Less often I have seen Data source Views (DSV) getting used in an SSIS solution. The biggest trait of DSV is that, once its defined, it doesn't get refreshed by itself. In a way it is desireable, and in a way it is not. This is harmful in the way that, if the underlying source structure has changed, there would be no notification to the package of the same, until and unless you explicitly hit the refresh button. But once refreshed, it catches all the changes from the underlying data source and updates the view.
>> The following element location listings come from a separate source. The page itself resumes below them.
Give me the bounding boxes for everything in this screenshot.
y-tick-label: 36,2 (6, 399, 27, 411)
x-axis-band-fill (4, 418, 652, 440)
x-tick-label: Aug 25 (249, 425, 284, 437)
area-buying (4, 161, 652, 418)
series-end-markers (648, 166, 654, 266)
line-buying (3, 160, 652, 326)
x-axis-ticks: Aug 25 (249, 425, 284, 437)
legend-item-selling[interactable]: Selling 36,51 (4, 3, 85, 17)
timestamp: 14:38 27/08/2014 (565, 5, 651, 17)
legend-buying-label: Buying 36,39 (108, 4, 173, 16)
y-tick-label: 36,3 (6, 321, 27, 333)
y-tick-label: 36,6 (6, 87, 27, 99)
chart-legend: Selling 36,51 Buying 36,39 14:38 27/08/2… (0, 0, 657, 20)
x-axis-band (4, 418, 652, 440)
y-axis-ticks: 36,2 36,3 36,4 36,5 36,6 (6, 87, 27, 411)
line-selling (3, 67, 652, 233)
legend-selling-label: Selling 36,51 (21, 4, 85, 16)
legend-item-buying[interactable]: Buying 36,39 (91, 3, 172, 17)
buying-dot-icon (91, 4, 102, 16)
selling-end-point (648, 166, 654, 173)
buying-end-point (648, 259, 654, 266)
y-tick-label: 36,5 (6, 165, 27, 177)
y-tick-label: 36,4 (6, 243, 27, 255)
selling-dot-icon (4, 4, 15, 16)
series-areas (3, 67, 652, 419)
The main advantage of using a DSV in a SSIS solution would be centralizing the connection logic and the scope of database objects to be used. All the packages in the solution can use the same DSV and connect to objects limited to the scope of the DSV. In case of change in logic, it would get easily cascaded to the respective packages using this DSV. Also one DSV would always run under one connection object, which would mean that by enforcing the use of DSV, uncontrolled creation of private database connections would be implicitly controlled. Also at times, it help in continued package development even if Server is offline or disconnected.
And if one needs to connect to some database objects that one would not wish to include in the DSV, a connection can always be created using the Shared Data Source created for the DSV. This would be a direct connection to the database, without any kind of filtering of database objects that a DSV would have. All in all, DSV is a good practice to centralize and control connection usage in a SSIS Solution.